*Note that I’m not a legal expert or an attorney, this is just based on my personal experience and internet search*
There are people who asked me about why bother to release a piece of software or code under Open Source License instead of putting it in Public Domain.
First of all it is a matter of personal choice if write the code or the said work on your own, . But if you release your work under open license (open source or creative commons), you can still retains the copyright (ownership) of the materials that you’ve released. Technically, people who used your work has to adhere to the copyright license terms of your choosing, including freeing you from liabilities if the software is broken or causes harm. Licensing your work will acknowledge you as the owner and those who used your application, and you retain legal rights for your work.
On the other hand — once you have put your work on Public Domain, you will lose your rights on the work, as the work would have no copyright-owner and isn’t protected by copyright law. So people are free to use the materials without any restrictions at all, including to incorporate the material into their work and make it proprietary and subsequently copyrighted it without legal repercussion. You will lose the legal right on your work.

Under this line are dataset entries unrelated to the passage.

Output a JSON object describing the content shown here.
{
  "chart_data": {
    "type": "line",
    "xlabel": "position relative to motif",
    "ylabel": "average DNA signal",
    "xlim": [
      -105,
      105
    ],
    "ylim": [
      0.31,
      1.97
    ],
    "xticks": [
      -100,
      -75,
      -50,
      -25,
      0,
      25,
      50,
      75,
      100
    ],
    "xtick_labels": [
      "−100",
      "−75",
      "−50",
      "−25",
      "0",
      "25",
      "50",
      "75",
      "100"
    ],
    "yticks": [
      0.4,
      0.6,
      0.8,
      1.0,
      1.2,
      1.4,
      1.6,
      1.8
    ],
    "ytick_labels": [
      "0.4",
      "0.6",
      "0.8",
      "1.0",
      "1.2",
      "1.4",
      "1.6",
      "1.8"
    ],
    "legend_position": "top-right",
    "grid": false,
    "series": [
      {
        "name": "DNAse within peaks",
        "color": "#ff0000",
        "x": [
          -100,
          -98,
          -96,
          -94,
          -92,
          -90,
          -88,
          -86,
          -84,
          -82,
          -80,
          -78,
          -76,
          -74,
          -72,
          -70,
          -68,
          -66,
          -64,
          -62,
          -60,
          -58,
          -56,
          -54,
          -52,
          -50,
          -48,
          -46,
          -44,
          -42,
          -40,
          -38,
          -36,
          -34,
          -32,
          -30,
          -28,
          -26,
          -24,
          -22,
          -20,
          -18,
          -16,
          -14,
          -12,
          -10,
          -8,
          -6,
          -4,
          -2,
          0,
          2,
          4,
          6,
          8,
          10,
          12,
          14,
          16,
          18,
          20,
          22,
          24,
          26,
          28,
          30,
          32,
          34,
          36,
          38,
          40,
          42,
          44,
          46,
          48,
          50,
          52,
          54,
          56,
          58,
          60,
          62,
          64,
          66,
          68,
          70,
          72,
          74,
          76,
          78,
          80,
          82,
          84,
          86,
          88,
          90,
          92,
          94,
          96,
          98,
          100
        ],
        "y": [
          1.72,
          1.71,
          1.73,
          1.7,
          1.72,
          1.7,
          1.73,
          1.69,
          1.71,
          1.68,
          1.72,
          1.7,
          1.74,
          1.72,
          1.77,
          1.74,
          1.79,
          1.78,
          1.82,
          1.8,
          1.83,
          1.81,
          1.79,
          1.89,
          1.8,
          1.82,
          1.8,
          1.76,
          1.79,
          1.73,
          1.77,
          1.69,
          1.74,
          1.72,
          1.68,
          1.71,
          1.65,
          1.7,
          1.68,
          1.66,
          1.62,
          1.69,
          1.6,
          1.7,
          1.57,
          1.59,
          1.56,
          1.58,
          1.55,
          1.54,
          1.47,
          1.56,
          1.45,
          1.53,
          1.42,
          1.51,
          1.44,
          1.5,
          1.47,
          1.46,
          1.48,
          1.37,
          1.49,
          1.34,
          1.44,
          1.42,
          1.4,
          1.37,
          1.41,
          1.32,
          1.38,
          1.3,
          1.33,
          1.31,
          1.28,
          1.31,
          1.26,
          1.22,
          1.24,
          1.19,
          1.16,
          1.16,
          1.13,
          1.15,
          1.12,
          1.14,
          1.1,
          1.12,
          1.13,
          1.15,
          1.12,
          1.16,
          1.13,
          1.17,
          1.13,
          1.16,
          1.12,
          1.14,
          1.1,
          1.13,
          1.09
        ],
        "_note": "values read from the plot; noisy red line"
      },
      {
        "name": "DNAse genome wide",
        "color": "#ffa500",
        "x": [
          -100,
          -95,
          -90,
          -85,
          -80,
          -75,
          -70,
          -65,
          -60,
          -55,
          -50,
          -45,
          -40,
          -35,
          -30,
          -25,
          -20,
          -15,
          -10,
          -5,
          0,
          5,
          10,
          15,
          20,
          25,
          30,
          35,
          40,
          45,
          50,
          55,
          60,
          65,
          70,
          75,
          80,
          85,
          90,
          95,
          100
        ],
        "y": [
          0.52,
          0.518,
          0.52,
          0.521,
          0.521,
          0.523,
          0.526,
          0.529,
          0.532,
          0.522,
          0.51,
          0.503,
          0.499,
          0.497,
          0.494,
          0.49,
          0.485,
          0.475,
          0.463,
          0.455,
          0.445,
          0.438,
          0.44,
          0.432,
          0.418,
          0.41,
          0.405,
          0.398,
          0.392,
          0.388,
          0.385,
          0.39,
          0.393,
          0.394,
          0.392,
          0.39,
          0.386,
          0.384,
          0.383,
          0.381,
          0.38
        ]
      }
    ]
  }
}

Public domain isn’t a license, it is merely a statement that the software was given to the public and to make things more complicated, some countries disallow public domain material, meaning that the writer will not be protected by the copyright law if the software causes harm to others (the ABSOLUTELY NO WARRANTY and LIMITED WARRANTY, or AS IS clause).
Remember: Public Domain is not recognized internationally and is not stipulated under Berne Convention and in some countries, the author can’t disclaim moral rights.